I’ve been in a memoir-reading mood lately. I just finished up Mindy Kaling’s book and read the beginning of Tina Fey’s book. Here’s the surprising part: Kathy’s book immediately came across much more heartfelt and interesting than Tina’s. I know! I dropped Tina Fey’s book (and I love Tina) and took up reading Kathy’s book immediately, and didn’t put it down until the wee hours.
The backbone of Kathy Griffin’s career in stand-up has been about being ‘real’. She is not one to mince words or hold back her opinions, as a result you get the full flavor of her experiences. From her early life in Forest Park, Illinois, with two unintentionally hilarious Irish parents and a full house of siblings; to her early years in LA being turned down for countless auditions, I found her story very genuine and heartfelt. Kathy makes a case for her snarky attitude towards fast-tracked A-listers or A-hole bosses/heavyweights/producers by just giving us an honest account of how much blood sweat and tears it can take to do what you love even if it means you are shoved under the proverbial bus time and time again.
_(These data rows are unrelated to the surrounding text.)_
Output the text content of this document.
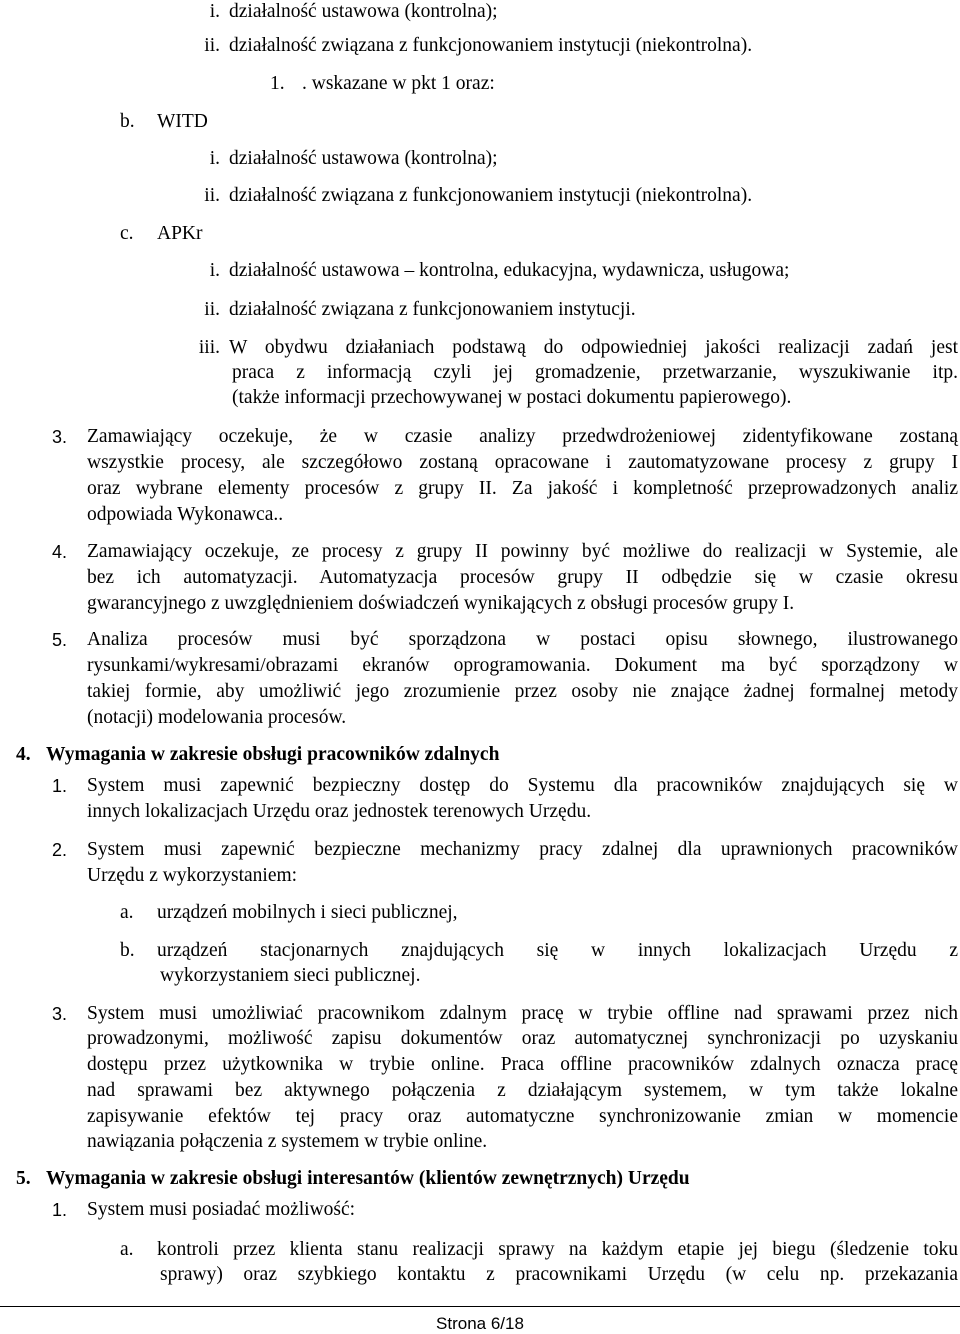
i. działalność ustawowa (kontrolna);
ii. działalność związana z funkcjonowaniem instytucji (niekontrolna).
1. . wskazane w pkt 1 oraz:
b. WITD
i. działalność ustawowa (kontrolna);
ii. działalność związana z funkcjonowaniem instytucji (niekontrolna).
c. APKr
i. działalność ustawowa – kontrolna, edukacyjna, wydawnicza, usługowa;
ii. działalność związana z funkcjonowaniem instytucji.
iii. W obydwu działaniach podstawą do odpowiedniej jakości realizacji zadań jest
praca z informacją czyli jej gromadzenie, przetwarzanie, wyszukiwanie itp.
(także informacji przechowywanej w postaci dokumentu papierowego).
3. Zamawiający oczekuje, że w czasie analizy przedwdrożeniowej zidentyfikowane zostaną
wszystkie procesy, ale szczegółowo zostaną opracowane i zautomatyzowane procesy z grupy I
oraz wybrane elementy procesów z grupy II. Za jakość i kompletność przeprowadzonych analiz
odpowiada Wykonawca..
4. Zamawiający oczekuje, ze procesy z grupy II powinny być możliwe do realizacji w Systemie, ale
bez ich automatyzacji. Automatyzacja procesów grupy II odbędzie się w czasie okresu
gwarancyjnego z uwzględnieniem doświadczeń wynikających z obsługi procesów grupy I.
5. Analiza procesów musi być sporządzona w postaci opisu słownego, ilustrowanego
rysunkami/wykresami/obrazami ekranów oprogramowania. Dokument ma być sporządzony w
takiej formie, aby umożliwić jego zrozumienie przez osoby nie znające żadnej formalnej metody
(notacji) modelowania procesów.
4. Wymagania w zakresie obsługi pracowników zdalnych
1. System musi zapewnić bezpieczny dostęp do Systemu dla pracowników znajdujących się w
innych lokalizacjach Urzędu oraz jednostek terenowych Urzędu.
2. System musi zapewnić bezpieczne mechanizmy pracy zdalnej dla uprawnionych pracowników
Urzędu z wykorzystaniem:
a. urządzeń mobilnych i sieci publicznej,
b. urządzeń stacjonarnych znajdujących się w innych lokalizacjach Urzędu z
wykorzystaniem sieci publicznej.
3. System musi umożliwiać pracownikom zdalnym pracę w trybie offline nad sprawami przez nich
prowadzonymi, możliwość zapisu dokumentów oraz automatycznej synchronizacji po uzyskaniu
dostępu przez użytkownika w trybie online. Praca offline pracowników zdalnych oznacza pracę
nad sprawami bez aktywnego połączenia z działającym systemem, w tym także lokalne
zapisywanie efektów tej pracy oraz automatyczne synchronizowanie zmian w momencie
nawiązania połączenia z systemem w trybie online.
5. Wymagania w zakresie obsługi interesantów (klientów zewnętrznych) Urzędu
1. System musi posiadać możliwość:
a. kontroli przez klienta stanu realizacji sprawy na każdym etapie jej biegu (śledzenie toku
sprawy) oraz szybkiego kontaktu z pracownikami Urzędu (w celu np. przekazania
Strona 6/18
Kathy Griffin has been accused of being mean and foul-mouthed over the years, and it’s mostly true. Her humor often goes for the jugular and occasionally goes too far. I got the feeling that under her hard exterior she is a warm, funny friend that you would actually like (!) but the desire to make people laugh increasingly translates into pushing herself to be a mean-girl. It’s one way to get attention, and attention is the one thing Kathy Griffin freely admits has been her life-long driving force.
The book was much more personal, funny and bewildering than I expected and I’d recommend it to anyone with a large glass of whiskey who wants to read a good story. Ironically Kathy herself does not drink, but her dalliance with achieving mortal glory has taken her to some dark places.
After reading this I think people will look at Kathy Griffin in a new, if not admiring light.